Metallica İnönü Stadında mı? Has Siktir!
- Taylan Dündar
- 11 Kas 2020
- 2 dakikada okunur
“Has siktir! İçerideyim!” diye sessizce çığlık atıyordu dili. Gözleri görüyor, kulakları duyuyor, kalp hızını hissediyor ama beyni bu yabancı uyarıcıyla ne yapacağını bilemiyordu.
25 Haziran 1993, doğum günü, 16 yaşından gün aldığı ilk gün, İstanbul İnönü Stadyumunda, tek başına… Ayaklarında beyaz rebook pumpları, pumpların üzerine çıkan beyaz çorapları, yeşil diz üstü şortu, kendinden 2 beden büyük olan ama vücudu büyümeden giyilmesi gereken beyaz tişörtü ile stadyumun tam ortasında, ne yapacağını bilmez halde, öylece duruyordu. Günlerdir, bileti olmasına rağmen, içeri nasıl gireceğini düşünmüştü ama içeride ne yapacağını hiç düşünmemişti.
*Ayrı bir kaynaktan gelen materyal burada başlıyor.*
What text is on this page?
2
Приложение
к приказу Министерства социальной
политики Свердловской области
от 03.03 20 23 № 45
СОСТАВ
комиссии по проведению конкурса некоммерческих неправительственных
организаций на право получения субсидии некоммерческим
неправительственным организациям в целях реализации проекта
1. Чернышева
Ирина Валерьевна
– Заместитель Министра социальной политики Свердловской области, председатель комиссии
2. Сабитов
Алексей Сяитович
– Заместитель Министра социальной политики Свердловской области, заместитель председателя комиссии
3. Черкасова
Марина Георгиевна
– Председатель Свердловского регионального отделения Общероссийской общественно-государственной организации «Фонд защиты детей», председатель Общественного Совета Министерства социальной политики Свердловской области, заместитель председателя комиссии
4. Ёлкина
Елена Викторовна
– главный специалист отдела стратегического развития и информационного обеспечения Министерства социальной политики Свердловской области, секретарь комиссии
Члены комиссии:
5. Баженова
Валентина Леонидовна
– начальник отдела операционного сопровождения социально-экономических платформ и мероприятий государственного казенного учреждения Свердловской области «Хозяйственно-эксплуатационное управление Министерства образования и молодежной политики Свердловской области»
Has Siktir!
Daha Kemancıya nasıl kaçak girebileceğinin planlarını yaparken kendini Metallica konserinde bulmuştu. Şimdi Kemancı düşünsündü. Güldü. Ona da has siktir dedi.
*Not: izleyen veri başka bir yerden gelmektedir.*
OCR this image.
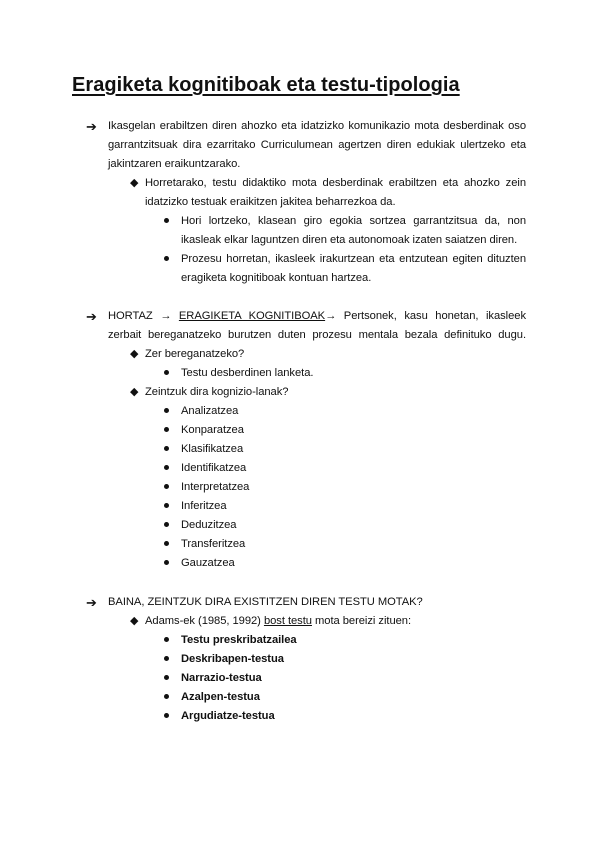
Eragiketa kognitiboak eta testu-tipologia
➔ Ikasgelan erabiltzen diren ahozko eta idatzizko komunikazio mota desberdinak oso garrantzitsuak dira ezarritako Curriculumean agertzen diren edukiak ulertzeko eta jakintzaren eraikuntzarako.

◆ Horretarako, testu didaktiko mota desberdinak erabiltzen eta ahozko zein idatzizko testuak eraikitzen jakitea beharrezkoa da.

Hori lortzeko, klasean giro egokia sortzea garrantzitsua da, non ikasleak elkar laguntzen diren eta autonomoak izaten saiatzen diren.

Prozesu horretan, ikasleek irakurtzean eta entzutean egiten dituzten eragiketa kognitiboak kontuan hartzea.

➔ HORTAZ → ERAGIKETA KOGNITIBOAK→ Pertsonek, kasu honetan, ikasleek zerbait bereganatzeko burutzen duten prozesu mentala bezala definituko dugu.

◆ Zer bereganatzeko?

Testu desberdinen lanketa.

◆ Zeintzuk dira kognizio-lanak?

Analizatzea

Konparatzea

Klasifikatzea

Identifikatzea

Interpretatzea

Inferitzea

Deduzitzea

Transferitzea

Gauzatzea

➔ BAINA, ZEINTZUK DIRA EXISTITZEN DIREN TESTU MOTAK?

◆ Adams-ek (1985, 1992) bost testu mota bereizi zituen:

Testu preskribatzailea

Deskribapen-testua

Narrazio-testua

Azalpen-testua

Argudiatze-testua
Kendine biraz geldiğinde, sahanın ortasında dikildiği 3 dakikada belki de 3 saat kaybettiğini, sahanın önüne doğru koşan insanları görmeye başladığında anladı. Ona da has siktir dedi.
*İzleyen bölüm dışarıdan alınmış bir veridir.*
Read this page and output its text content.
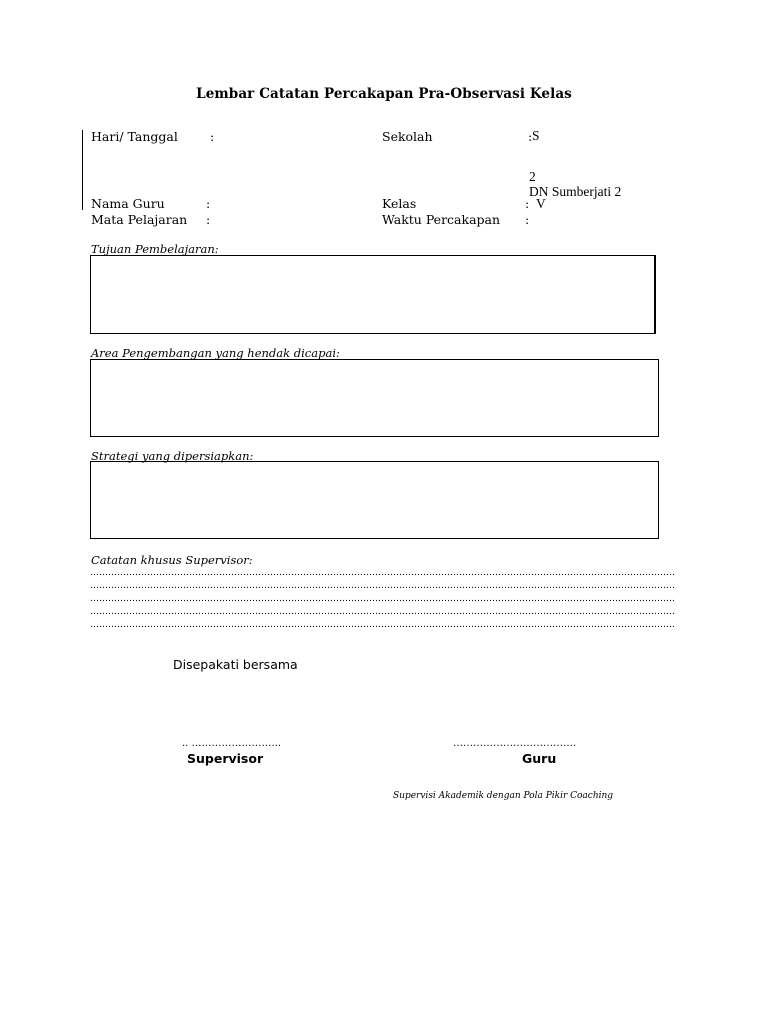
Lembar Catatan Percakapan Pra-Observasi Kelas
Hari/ Tanggal	:	Sekolah	: S
2
DN Sumberjati 2
Nama Guru	:	Kelas	: V
Mata Pelajaran :	Waktu Percakapan :
Tujuan Pembelajaran:
Area Pengembangan yang hendak dicapai:
Strategi yang dipersiapkan:
Catatan khusus Supervisor:
……………………………………………………………………………………………………………………………………………………………………………
……………………………………………………………………………………………………………………………………………………………………………
……………………………………………………………………………………………………………………………………………………………………………
……………………………………………………………………………………………………………………………………………………………………………
……………………………………………………………………………………………………………………………………………………………………………
Disepakati bersama
.. ……………………...
Supervisor
……………………………….
Guru
Supervisi Akademik dengan Pola Pikir Coaching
Gidebildiği yere kadar giderek, herkesin yaptığı gibi yere oturdu. Burada yapabileceği en iyi şey diğerlerini taklit etmekti. Ama yalnızdı. Has Siktirdi…
Son birkaç yıldır deli gibi dinlediği Metallica’yı, sahnede, hem de oldukça yakın bir yerden izleyecekti. Heyecan Has Siktir’i savurdu.
Sonra bir Has Siktir daha savurdu heyecanına heyecan katarak. Metin, Ali, Feyyaz demek burada atıyordu golleri.
Birden, ilk gitar sesi duyuldu hoparlörlerden. Bu sefer koro halinde bir siktir yükseldi. Ve o “siktir” herkesi tanıştırdı.
Artık yalnız değildi 16’lık deli fişek. “AC/DC” – “Shes got the Jack”… İlk defa dinlediği şarkıda kendini Jack Jack Jack diye bağırırken buldu. Sevdi şarkıyı, sevdi ortamı, beğendi önündeki ablayı… Siktir be She…
Sonrası bir rüya. Önce “The Cult”, sonra başlayan açlık, sonra başlayan susuzluk, sonra başlayan insan dalgalanması… Bir sahnenin soluna doğru gidiyor, bir sağına doğru, ama aslında hareket bile edemiyordu. Sonra “Metallica” sahneye çıktı. İzdiham, küfürler, çığlıklar, İnönü stadının zemini üzerinde dar alanda pogo yapamayanlar. Tam bir “Creeping Death”.
Konser bitti, su almak istedi ama ne tişörtü üstündeydi ne cüzdanı… Kocaman bir Has Siktir çekti. Sad But True.
İnönü çölünden Beşiktaş Serabına koştu, meydandaki dini motiflerle süslenmiş çeşmeye kafasını soktu, dünyaya geldi tekrar, has siktir dedi, eve nasıl gidicem? "ride the lightning"
Kafasını otobüs durağına çevirdi, son otobüsü gördü, depar attı. Yakaladı son anda ve şoföre durumunu anlattı, adamcağızın ona inanması çok da zor olmadı, sanırım içeride aynı durumda olan tek o değildi. Bedavadan bindi otobüse, üstü çıplak, parasız, kimliksiz… İçerisi “full metal jacket” kokuyordu.